RU uses home crowd as added motivation
Down 7-0, John Van Brill reverses, then mounts. In a swift few seconds, the whistle blows and he rises. Intermission rings, Van Brill raises his arms to the sky, levels with the crowd and the Louis Brown Athletic Center is in his hands.
More than their cheers rain on him. The seats drape over the mat — it’s an intimate moment. Van Brill’s eyes meet waves of red and black.
A few matches prior, it was Scott DelVecchio’s turn. Assuming the reins after Tyson Dippery’s injury, DelVecchio has made a season out of playing the crowd, spurring on teammates like Van Brill and drawing on the legacies of former All-Americans like Anthony Perrotti.
Whatever it is — whether a way to follow Perrotti’s path or to motivate following wrestlers — it’s working.

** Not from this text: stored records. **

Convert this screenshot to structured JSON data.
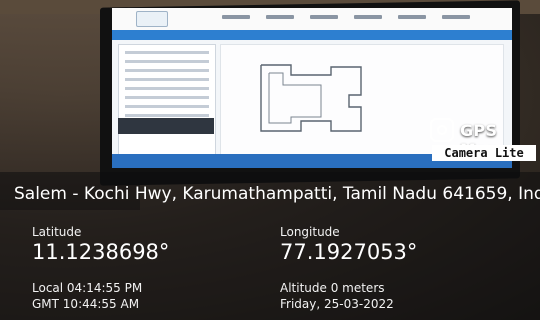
{
  "app": {
    "title": "GPS Map",
    "subtitle": "Camera Lite"
  },
  "location": {
    "address": "Salem - Kochi Hwy, Karumathampatti, Tamil Nadu 641659, India",
    "latitude_label": "Latitude",
    "latitude_value": "11.1238698°",
    "longitude_label": "Longitude",
    "longitude_value": "77.1927053°",
    "local_time": "Local 04:14:55 PM",
    "gmt_time": "GMT 10:44:55 AM",
    "altitude": "Altitude 0 meters",
    "date": "Friday, 25-03-2022"
  }
}
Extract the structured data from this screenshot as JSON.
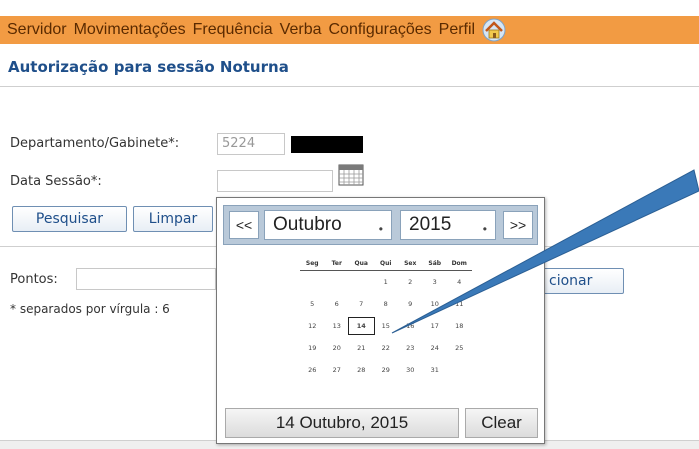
{
  "menu": {
    "items": [
      "Servidor",
      "Movimentações",
      "Frequência",
      "Verba",
      "Configurações",
      "Perfil"
    ],
    "home_icon": "home-icon"
  },
  "page": {
    "title": "Autorização para sessão Noturna"
  },
  "form": {
    "departamento_label": "Departamento/Gabinete*:",
    "departamento_value": "5224",
    "data_sessao_label": "Data Sessão*:",
    "data_sessao_value": "",
    "pesquisar_label": "Pesquisar",
    "limpar_label": "Limpar",
    "pontos_label": "Pontos:",
    "pontos_value": "",
    "pontos_hint": "* separados por vírgula : 6",
    "adicionar_label": "cionar"
  },
  "datepicker": {
    "prev_label": "<<",
    "next_label": ">>",
    "month": "Outubro",
    "year": "2015",
    "weekdays": [
      "Seg",
      "Ter",
      "Qua",
      "Qui",
      "Sex",
      "Sáb",
      "Dom"
    ],
    "weeks": [
      [
        "",
        "",
        "",
        "1",
        "2",
        "3",
        "4"
      ],
      [
        "5",
        "6",
        "7",
        "8",
        "9",
        "10",
        "11"
      ],
      [
        "12",
        "13",
        "14",
        "15",
        "16",
        "17",
        "18"
      ],
      [
        "19",
        "20",
        "21",
        "22",
        "23",
        "24",
        "25"
      ],
      [
        "26",
        "27",
        "28",
        "29",
        "30",
        "31",
        ""
      ]
    ],
    "today": "14",
    "today_label": "14 Outubro, 2015",
    "clear_label": "Clear"
  },
  "colors": {
    "menu_bg": "#f29b43",
    "title": "#1f4f8a",
    "arrow": "#3a79b8"
  }
}
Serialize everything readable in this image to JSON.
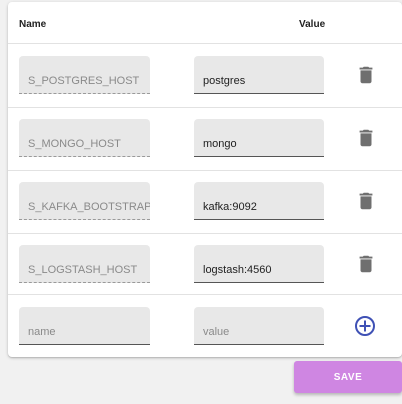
{
  "table": {
    "header_name": "Name",
    "header_value": "Value",
    "rows": [
      {
        "name": "S_POSTGRES_HOST",
        "value": "postgres"
      },
      {
        "name": "S_MONGO_HOST",
        "value": "mongo"
      },
      {
        "name": "S_KAFKA_BOOTSTRAP",
        "value": "kafka:9092"
      },
      {
        "name": "S_LOGSTASH_HOST",
        "value": "logstash:4560"
      }
    ],
    "new_row": {
      "name_placeholder": "name",
      "value_placeholder": "value"
    }
  },
  "icons": {
    "delete": "trash-icon",
    "add": "add-circle-icon"
  },
  "colors": {
    "save_button": "#cf86e2",
    "add_icon": "#3f51b5",
    "delete_icon": "#6f6f6f"
  },
  "save_label": "SAVE"
}
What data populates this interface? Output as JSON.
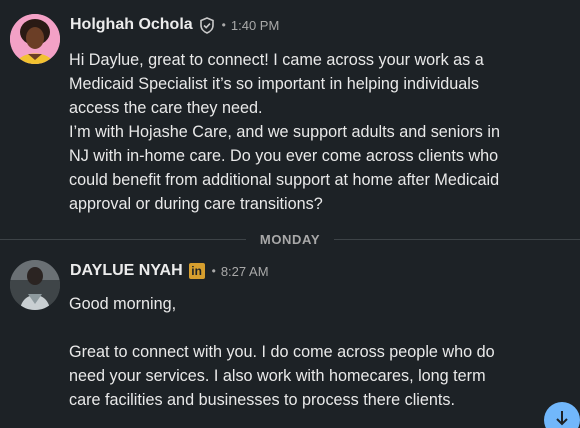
{
  "messages": [
    {
      "sender": "Holghah Ochola",
      "badge": "verified-shield-icon",
      "time": "1:40 PM",
      "paragraphs": [
        "Hi Daylue, great to connect! I came across your work as a Medicaid Specialist it’s so important in helping individuals access the care they need.",
        "I’m with Hojashe Care, and we support adults and seniors in NJ with in-home care. Do you ever come across clients who could benefit from additional support at home after Medicaid approval or during care transitions?"
      ]
    },
    {
      "sender": "DAYLUE NYAH",
      "badge": "linkedin-icon",
      "badge_text": "in",
      "time": "8:27 AM",
      "paragraphs": [
        "Good morning,",
        "Great to connect with you. I do come across people who do need your services. I also work with homecares, long term care facilities and businesses to process there clients."
      ]
    }
  ],
  "divider": {
    "label": "MONDAY"
  },
  "dot": "•",
  "colors": {
    "background": "#1d2226",
    "text": "#e9e9e9",
    "muted": "#a9a9a9",
    "linkedin_badge": "#d69e2e",
    "scroll_button": "#71b7fb"
  },
  "icons": {
    "scroll_down": "arrow-down-icon"
  }
}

“It’s one of the reasons (Van Brill) came here,” said head coach Scott Goodale. “He likes that atmosphere. He plays to that. Scott DelVecchio’s the same way, there’s guys that thrive off of that, and I think he is one of those guys.”
Within the current Rutgers wrestling team, there is symmetry within. Van Brill and DelVecchio, toiling in the second cut behind the likes of then-ranked Richie Lewis and Dippery, had to emerge, and break through the starting lineups amid Lewis’ and Dippery’s injuries early on in the season.

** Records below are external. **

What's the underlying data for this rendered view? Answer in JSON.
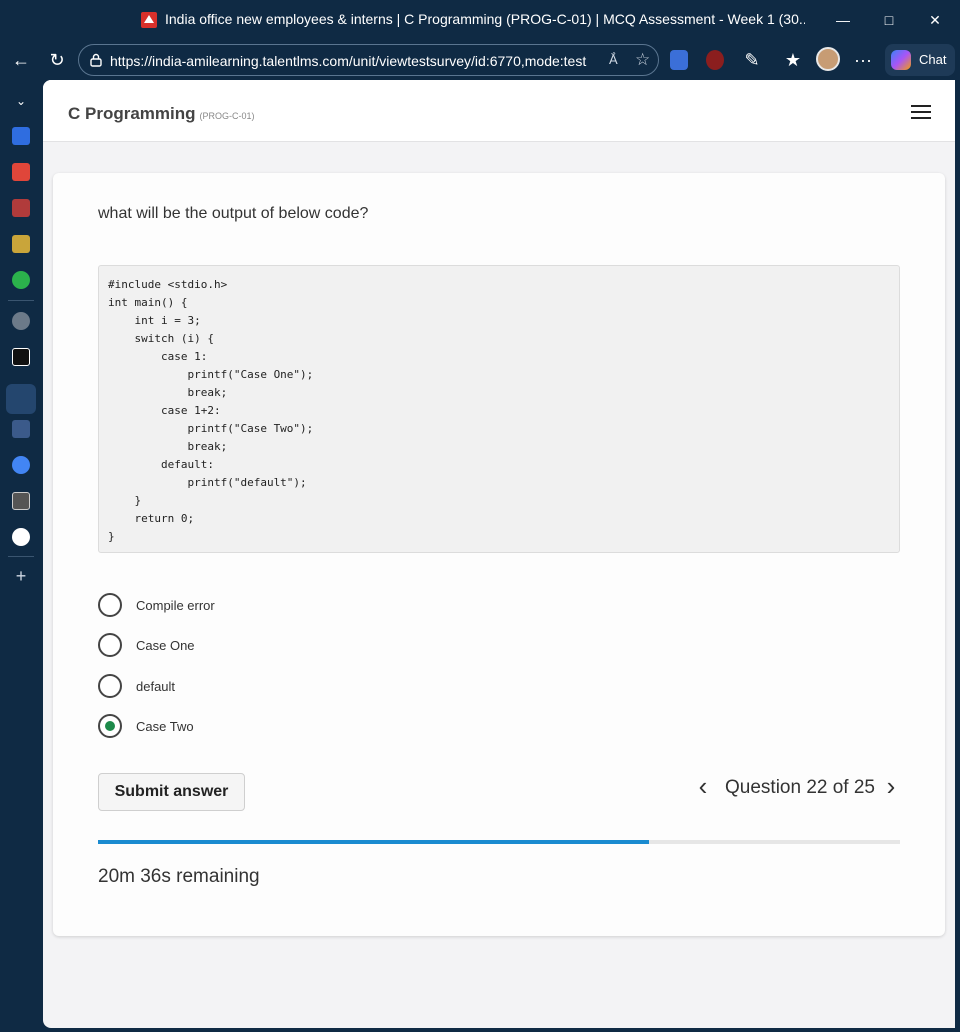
{
  "browser": {
    "title": "India office new employees & interns | C Programming (PROG-C-01) | MCQ Assessment - Week 1 (30...",
    "url": "https://india-amilearning.talentlms.com/unit/viewtestsurvey/id:6770,mode:test",
    "chat_label": "Chat",
    "read_aloud": "Ắ",
    "more": "···"
  },
  "header": {
    "course_title": "C Programming",
    "course_code": "(PROG-C-01)"
  },
  "question": {
    "prompt": "what will be the output of below code?",
    "code": "#include <stdio.h>\nint main() {\n    int i = 3;\n    switch (i) {\n        case 1:\n            printf(\"Case One\");\n            break;\n        case 1+2:\n            printf(\"Case Two\");\n            break;\n        default:\n            printf(\"default\");\n    }\n    return 0;\n}",
    "options": [
      {
        "label": "Compile error",
        "selected": false
      },
      {
        "label": "Case One",
        "selected": false
      },
      {
        "label": "default",
        "selected": false
      },
      {
        "label": "Case Two",
        "selected": true
      }
    ]
  },
  "footer": {
    "submit_label": "Submit answer",
    "question_nav": "Question 22 of 25",
    "progress": 0.687,
    "remaining": "20m 36s remaining"
  },
  "colors": {
    "chrome": "#0f2a44",
    "progress": "#1a8bd0",
    "selected_radio": "#1d8a4a"
  }
}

Goodale has been particularly impressed with the way sophomore Van Brill has responded to Lewis’ injury, as he slid into the national rankings recently, collecting multiple wins over ranked opponents.
“Van Brill’s been unbelievable,” Goodale said. “He’s an extremely hard worker, he puts his head down and goes to work. He’s having some unbelievable success, he probably has the most wins over ranked opponents. He probably has three or four of them. He’s in every match, he’s dangerous. He’s been huge for us.”
And Van Brill would be the first one to say that his feeding off the crowd plays a major role in that.
“It’s a really exciting part about this atmosphere,” Van Brill said. “Our fans, the venue, everybody is right on top of you. When you do something well, you hear from every single person. You don’t see anything but people cheering for you. It’s hard not to feed off of that type of energy.”
The Scarlet Knights drew 2,500 people to the RAC the night of Van Brill’s storied comeback pin — one which Goodale and numerous reporters alike said they had never seen before, and the majority of those rose to their feet thanks to Van Brill’s bravado following his win.
He holds that being down 7-0 would have been a nonstarter without 2,500 strong behind him.
“It’s hard not to feed off of that type of energy. The fans give you something awesome to work with, and I’ve got to give it to them. I hear them yelling, and you can’t let someone off their back when you hear something like that, when you have fans like that.”
But DelVecchio follows a different narrative. For the South Plainfield junior, much of it lies within the realm of momentum. If the crowd ramps up for him, it’ll do so for the next guy and so on.
“I think just winning in general helps the guys coming after me,” DelVecchio said. “I think some momentum is good in any case. As long as I can go out there and get a win, everything else is just icing on the cake.”
If DelVecchio’s successor on the mat, No. 6 Anthony Ashnault, is anything to go by, then that momentum is certainly carrying from match to match.
But DelVecchio and Van Brill have enjoyed a good deal of success in their own right this season, and as Goodale contends, the more wins they rack up, the more they’ll get to play to the crowd at the end of the bout.
“When you win, you’re able to do that,” Goodale said. “When you pin someone, you can do it a little bit more. I don’t want people to be hot dogs, but heck, this is a tough enough sport. Enjoy yourself a little bit. Good for him.”